Using residential organic waste to reliably produce biogas may be more difficult than using manure, Farnan said. While agricultural digesters use the same mix of ingredients every day, he said, residential organic waste might be heavy on watermelon at one time of year and some other kind of food at another.

Velasco said his company is working with a firm that has built digesters to create a patented process that suits a residential site. St. Louis Park officials have said they want no smell or noise associated with the digester. Velasco said the sealed digester, with an auger that would slowly turn waste, would turn food scraps into biogas in 21 days.

"These are very different from the manure digesters," he said. "It will be enclosed and quiet and filtered. … We want people living and working and playing around it without really knowing it's there."

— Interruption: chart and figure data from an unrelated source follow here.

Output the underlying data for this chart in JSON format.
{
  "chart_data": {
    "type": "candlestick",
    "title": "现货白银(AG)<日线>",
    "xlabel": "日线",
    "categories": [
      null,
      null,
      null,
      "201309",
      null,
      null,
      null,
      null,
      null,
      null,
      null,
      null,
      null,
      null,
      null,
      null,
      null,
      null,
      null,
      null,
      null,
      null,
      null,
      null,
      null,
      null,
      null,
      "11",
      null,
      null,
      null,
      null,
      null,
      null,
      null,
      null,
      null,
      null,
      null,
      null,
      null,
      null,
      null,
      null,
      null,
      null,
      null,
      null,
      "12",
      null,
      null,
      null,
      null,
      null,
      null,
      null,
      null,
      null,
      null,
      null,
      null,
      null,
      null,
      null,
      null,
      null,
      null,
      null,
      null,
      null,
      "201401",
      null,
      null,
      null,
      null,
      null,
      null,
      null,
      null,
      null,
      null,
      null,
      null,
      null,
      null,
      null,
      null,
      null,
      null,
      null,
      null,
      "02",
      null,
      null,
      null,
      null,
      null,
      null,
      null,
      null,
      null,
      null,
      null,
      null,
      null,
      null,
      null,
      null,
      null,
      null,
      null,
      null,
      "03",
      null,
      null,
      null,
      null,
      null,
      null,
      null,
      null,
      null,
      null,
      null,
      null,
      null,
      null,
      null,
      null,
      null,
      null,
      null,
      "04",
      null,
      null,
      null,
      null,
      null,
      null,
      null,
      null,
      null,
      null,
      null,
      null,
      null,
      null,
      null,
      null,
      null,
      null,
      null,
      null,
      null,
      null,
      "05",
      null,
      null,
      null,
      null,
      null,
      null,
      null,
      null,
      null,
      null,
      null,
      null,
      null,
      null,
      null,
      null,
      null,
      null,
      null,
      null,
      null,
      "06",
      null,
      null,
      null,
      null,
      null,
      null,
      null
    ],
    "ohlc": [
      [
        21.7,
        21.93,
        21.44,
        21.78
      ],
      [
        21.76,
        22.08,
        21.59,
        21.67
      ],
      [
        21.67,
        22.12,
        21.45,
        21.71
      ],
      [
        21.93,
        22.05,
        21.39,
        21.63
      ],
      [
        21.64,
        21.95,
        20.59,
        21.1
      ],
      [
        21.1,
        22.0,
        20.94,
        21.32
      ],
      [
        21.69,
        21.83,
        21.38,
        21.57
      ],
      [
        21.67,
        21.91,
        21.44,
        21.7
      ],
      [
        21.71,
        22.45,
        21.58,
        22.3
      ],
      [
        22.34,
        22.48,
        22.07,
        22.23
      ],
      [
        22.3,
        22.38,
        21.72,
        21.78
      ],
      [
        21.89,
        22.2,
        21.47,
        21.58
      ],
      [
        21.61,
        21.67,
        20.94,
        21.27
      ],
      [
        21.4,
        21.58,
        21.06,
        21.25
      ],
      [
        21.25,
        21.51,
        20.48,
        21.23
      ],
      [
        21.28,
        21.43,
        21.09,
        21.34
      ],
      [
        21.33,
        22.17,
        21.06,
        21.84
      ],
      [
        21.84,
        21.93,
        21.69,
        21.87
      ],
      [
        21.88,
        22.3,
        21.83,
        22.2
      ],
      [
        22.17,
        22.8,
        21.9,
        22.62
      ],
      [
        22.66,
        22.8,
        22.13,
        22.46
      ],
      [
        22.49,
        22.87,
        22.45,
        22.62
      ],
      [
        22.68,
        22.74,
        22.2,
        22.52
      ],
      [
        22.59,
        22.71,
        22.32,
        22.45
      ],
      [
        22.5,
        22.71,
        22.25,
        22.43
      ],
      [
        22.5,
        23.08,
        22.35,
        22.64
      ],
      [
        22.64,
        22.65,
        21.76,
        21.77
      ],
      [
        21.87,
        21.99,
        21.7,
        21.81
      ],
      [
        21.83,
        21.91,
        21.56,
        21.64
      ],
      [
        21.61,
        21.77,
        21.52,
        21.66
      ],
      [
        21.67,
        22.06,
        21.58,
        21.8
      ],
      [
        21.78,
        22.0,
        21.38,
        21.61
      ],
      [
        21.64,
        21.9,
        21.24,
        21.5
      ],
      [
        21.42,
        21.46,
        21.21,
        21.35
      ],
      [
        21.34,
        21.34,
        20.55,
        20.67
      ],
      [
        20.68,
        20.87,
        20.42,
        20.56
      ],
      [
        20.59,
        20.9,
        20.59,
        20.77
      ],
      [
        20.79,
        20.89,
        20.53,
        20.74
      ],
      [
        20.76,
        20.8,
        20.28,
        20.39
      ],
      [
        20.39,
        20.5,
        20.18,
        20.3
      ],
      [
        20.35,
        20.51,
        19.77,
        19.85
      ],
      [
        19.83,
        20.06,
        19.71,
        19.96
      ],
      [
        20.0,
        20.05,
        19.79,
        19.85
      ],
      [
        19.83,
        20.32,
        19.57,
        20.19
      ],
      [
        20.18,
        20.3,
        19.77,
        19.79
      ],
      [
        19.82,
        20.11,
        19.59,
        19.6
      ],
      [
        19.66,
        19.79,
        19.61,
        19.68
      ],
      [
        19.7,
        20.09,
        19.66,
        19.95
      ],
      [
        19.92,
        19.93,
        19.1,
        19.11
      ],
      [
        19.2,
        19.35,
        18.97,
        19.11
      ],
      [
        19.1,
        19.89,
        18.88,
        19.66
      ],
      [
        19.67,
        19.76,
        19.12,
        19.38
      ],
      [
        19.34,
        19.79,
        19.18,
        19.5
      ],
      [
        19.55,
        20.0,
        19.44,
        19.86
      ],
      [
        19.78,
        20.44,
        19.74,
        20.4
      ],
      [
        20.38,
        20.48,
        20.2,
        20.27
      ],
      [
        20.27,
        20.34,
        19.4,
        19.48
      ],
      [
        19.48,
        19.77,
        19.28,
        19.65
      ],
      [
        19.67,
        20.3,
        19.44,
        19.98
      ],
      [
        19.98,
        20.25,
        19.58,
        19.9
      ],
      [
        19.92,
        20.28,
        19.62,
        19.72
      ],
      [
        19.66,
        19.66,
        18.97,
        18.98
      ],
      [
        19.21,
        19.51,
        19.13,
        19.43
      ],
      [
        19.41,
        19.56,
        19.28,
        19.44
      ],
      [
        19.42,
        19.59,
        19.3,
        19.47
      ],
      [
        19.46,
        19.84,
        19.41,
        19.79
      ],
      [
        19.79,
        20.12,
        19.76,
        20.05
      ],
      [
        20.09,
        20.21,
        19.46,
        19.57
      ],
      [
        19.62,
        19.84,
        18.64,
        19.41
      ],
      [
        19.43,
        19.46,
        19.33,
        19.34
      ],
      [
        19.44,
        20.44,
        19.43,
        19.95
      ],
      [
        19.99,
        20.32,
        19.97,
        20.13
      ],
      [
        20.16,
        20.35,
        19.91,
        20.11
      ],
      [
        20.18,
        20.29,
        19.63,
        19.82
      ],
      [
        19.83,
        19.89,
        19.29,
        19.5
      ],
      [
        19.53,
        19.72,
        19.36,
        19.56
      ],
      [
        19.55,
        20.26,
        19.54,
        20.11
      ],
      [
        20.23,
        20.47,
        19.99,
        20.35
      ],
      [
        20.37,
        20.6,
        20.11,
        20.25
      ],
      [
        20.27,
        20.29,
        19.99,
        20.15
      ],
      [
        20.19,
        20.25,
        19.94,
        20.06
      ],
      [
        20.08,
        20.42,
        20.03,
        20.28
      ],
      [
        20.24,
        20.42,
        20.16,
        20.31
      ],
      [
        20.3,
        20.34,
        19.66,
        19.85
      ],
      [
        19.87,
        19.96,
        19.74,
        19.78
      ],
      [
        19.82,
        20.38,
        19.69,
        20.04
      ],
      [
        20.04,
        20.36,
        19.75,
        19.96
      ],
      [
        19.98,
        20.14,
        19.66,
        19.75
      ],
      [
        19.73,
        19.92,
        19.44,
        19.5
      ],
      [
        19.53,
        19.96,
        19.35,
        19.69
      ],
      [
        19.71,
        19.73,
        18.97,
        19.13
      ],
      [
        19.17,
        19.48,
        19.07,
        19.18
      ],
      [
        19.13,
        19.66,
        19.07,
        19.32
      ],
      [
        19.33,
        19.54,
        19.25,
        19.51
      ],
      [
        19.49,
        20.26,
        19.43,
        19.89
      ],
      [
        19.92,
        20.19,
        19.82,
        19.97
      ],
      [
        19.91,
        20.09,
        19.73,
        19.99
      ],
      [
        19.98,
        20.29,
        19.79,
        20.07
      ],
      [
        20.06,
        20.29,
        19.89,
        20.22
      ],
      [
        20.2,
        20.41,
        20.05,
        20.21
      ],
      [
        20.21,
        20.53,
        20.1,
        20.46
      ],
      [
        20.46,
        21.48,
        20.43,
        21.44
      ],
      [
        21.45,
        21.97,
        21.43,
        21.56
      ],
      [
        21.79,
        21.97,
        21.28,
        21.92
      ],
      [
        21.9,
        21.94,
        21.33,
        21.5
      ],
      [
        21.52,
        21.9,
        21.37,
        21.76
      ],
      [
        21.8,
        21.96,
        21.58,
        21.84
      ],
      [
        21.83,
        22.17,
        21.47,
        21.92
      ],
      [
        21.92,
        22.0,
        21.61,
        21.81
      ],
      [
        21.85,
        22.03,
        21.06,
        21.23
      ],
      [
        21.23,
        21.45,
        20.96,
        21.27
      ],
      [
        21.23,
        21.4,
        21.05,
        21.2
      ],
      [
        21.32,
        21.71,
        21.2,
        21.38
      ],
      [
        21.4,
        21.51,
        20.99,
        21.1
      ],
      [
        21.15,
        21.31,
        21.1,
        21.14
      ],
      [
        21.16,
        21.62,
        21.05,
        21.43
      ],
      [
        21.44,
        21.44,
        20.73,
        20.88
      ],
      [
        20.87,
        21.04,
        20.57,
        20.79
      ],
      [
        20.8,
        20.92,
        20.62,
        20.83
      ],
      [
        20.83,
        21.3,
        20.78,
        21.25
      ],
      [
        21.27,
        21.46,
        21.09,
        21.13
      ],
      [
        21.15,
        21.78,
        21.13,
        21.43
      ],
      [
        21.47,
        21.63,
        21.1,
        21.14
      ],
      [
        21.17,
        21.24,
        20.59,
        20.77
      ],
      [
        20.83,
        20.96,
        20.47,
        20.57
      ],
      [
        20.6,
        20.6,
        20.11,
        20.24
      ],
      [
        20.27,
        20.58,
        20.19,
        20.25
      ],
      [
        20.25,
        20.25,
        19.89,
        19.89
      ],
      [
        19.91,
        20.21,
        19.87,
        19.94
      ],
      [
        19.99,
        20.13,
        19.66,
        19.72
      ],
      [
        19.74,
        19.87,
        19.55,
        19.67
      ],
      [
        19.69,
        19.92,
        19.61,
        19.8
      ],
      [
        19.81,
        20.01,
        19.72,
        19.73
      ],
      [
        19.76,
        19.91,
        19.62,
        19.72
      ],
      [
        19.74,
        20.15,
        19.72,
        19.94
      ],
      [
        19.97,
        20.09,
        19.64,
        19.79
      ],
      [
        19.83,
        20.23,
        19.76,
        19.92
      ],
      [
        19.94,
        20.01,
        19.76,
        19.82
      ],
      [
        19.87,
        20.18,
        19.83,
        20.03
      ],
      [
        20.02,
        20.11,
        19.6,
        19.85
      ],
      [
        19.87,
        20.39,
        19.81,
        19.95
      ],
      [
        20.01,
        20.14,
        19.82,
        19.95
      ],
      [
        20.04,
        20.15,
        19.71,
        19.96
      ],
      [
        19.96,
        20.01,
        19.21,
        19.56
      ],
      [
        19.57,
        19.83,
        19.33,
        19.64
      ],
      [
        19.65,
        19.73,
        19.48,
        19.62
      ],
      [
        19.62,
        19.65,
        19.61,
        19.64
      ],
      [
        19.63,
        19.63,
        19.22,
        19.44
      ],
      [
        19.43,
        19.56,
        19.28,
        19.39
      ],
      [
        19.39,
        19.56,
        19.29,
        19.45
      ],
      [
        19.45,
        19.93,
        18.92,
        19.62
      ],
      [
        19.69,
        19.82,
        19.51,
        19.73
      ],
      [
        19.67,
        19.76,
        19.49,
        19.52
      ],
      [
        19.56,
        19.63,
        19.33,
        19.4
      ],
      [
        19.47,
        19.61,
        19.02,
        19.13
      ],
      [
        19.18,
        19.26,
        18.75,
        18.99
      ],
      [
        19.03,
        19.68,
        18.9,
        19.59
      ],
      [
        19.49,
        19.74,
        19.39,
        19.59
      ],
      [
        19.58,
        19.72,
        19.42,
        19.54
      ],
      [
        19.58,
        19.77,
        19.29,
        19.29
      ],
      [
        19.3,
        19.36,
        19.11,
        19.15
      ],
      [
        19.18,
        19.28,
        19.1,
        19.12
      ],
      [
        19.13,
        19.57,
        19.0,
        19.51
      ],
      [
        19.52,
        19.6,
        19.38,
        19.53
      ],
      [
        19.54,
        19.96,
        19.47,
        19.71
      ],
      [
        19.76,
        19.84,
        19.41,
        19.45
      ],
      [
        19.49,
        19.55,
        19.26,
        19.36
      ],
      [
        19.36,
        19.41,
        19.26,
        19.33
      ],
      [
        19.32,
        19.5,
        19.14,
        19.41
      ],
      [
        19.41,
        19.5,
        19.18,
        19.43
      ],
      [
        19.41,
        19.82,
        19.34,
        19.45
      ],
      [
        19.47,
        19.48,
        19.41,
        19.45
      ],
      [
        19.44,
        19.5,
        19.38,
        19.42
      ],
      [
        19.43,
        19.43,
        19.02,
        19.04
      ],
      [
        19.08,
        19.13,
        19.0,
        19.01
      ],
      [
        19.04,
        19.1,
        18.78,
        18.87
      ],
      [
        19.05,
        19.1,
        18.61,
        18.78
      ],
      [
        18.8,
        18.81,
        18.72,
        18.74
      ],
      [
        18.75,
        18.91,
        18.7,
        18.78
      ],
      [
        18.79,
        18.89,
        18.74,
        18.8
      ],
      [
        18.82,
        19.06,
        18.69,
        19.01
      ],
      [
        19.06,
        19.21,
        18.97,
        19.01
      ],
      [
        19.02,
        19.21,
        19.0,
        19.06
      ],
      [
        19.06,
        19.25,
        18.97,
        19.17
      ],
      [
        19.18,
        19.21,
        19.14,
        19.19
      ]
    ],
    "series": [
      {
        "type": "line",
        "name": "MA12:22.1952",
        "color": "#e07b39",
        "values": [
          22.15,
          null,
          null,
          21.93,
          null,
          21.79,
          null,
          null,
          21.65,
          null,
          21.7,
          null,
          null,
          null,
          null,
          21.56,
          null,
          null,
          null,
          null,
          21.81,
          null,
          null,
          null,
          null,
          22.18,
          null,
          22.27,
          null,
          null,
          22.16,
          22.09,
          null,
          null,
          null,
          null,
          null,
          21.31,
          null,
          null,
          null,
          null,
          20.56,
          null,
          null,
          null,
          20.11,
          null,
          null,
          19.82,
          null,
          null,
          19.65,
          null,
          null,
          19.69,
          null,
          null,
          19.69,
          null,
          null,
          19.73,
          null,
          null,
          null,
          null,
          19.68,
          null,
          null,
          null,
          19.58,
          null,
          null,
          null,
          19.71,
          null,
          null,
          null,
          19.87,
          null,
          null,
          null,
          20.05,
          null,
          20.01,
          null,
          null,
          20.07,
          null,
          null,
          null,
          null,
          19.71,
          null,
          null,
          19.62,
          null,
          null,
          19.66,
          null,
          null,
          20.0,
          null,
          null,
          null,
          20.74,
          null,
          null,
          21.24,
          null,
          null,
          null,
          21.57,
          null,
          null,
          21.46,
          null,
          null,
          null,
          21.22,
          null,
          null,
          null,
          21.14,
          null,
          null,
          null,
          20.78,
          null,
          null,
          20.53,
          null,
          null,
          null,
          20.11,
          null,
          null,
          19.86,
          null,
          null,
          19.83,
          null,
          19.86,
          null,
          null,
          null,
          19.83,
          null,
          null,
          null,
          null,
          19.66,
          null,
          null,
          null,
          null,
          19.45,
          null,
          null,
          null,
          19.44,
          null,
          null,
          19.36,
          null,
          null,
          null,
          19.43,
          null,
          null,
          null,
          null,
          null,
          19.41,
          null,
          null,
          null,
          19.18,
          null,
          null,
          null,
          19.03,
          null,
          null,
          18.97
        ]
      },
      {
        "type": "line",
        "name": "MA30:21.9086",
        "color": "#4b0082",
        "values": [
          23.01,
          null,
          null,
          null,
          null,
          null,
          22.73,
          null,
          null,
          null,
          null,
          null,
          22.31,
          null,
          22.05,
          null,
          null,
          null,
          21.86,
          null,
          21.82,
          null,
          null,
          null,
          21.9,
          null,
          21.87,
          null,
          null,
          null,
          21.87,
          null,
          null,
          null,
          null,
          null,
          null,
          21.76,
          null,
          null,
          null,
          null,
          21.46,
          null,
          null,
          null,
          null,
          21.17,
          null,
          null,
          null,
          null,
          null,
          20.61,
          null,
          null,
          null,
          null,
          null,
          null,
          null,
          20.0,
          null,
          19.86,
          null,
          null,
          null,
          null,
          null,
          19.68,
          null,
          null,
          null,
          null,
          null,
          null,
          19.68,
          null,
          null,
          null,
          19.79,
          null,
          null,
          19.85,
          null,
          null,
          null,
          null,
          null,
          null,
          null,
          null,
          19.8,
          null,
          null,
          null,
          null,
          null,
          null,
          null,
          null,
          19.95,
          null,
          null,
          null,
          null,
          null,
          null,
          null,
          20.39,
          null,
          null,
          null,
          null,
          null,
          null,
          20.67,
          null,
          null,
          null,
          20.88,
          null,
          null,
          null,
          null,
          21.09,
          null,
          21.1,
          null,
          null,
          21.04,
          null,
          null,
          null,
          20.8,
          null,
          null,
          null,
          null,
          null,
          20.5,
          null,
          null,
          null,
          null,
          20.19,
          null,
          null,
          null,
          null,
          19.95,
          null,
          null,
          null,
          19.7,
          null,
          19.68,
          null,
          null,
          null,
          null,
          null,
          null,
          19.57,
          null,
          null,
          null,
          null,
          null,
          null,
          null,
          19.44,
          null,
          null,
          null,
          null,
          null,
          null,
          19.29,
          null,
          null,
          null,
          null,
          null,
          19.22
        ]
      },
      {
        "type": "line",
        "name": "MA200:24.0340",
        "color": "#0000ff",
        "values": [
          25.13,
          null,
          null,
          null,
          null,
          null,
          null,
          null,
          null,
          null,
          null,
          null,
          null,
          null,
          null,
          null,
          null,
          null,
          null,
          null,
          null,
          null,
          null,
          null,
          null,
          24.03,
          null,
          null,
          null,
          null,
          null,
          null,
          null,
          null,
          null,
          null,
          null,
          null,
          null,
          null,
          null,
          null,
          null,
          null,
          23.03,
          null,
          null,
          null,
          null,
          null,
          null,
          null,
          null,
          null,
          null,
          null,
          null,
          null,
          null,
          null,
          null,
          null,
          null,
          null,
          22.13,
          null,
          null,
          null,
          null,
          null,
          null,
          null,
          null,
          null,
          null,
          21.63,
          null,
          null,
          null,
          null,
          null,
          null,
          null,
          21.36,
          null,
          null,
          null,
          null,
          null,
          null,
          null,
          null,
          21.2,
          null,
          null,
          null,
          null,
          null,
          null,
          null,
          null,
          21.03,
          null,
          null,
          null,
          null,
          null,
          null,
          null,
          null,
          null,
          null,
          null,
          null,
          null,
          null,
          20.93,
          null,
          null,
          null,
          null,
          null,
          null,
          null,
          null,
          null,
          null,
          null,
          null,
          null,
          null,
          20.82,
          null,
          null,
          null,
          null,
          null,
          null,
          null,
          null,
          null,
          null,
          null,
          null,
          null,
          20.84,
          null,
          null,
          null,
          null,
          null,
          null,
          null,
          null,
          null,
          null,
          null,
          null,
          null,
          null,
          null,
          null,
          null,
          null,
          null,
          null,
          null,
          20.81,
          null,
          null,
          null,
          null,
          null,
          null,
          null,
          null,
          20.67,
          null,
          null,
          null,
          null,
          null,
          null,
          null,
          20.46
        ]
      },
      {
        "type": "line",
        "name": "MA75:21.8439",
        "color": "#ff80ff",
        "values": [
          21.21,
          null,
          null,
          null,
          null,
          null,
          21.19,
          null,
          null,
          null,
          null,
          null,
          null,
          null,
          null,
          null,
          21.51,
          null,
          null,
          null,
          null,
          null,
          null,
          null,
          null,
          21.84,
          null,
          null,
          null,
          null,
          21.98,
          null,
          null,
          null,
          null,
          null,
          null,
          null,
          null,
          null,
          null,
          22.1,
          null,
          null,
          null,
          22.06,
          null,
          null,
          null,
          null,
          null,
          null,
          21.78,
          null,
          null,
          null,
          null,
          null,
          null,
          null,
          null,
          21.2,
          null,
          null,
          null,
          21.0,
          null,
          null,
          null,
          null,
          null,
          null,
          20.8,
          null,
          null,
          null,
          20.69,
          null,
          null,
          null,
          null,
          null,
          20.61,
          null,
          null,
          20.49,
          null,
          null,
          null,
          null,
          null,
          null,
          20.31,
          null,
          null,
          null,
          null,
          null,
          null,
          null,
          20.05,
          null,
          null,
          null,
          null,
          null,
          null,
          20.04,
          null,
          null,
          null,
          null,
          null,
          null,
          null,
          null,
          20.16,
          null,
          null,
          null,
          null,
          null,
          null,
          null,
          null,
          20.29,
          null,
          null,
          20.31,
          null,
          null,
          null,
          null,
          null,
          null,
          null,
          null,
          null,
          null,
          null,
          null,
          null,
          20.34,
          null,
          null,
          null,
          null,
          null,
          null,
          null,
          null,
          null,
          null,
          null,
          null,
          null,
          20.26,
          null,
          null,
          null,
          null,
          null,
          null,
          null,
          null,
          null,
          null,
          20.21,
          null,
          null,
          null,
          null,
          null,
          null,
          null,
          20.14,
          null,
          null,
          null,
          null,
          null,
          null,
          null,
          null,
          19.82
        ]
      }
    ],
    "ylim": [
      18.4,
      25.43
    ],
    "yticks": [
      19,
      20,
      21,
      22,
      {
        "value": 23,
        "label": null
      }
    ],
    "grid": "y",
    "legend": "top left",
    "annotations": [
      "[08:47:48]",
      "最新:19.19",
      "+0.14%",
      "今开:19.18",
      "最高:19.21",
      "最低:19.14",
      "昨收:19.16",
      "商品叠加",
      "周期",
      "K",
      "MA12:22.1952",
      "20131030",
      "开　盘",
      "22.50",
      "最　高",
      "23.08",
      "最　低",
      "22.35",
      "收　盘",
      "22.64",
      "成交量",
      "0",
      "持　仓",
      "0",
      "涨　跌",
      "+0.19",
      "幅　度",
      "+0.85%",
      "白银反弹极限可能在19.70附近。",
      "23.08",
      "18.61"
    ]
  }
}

The digester would convert 35,000 tons of organic waste per year, producing about a megawatt and a half of energy. The development also would have solar, wind and geothermal energy. Velasco said the community would be connected to the power grid as a backup, "but we're imagining that at the end of the year we will be a net producer of energy, and clean up more [waste] than we produce."

Goal is sustainability

If a deal can be worked out, Velasco said he would like the digester to take organic waste that is already being collected in St. Louis Park, as well as organic waste from Hennepin County. He said he has talked with one county commissioner about a possible pilot project.

PLACE has a master lease on the McGarvey property at 5725 State Hwy. 7 with an option to buy, Velasco said. He envisions a "live-work" community of apartments and business or studio space, aimed at tenants with a range of incomes.

"We are thinking of the creative class, including makers who are interested in building things, sharing new technology … entrepreneurs for business and tech infrastructure, all in a collaborative environment," he said.

With all the renewable energy systems on site, he said the goal would be to make the development self-sustaining. It would have greenhouses to produce food year-round, using liquid fertilizer produced by the digester.

Velasco said he hopes the development is underway in about 18 months.

"There may be barriers to keep it from happening," he said. "This is the early stages, but we've been working really hard on it."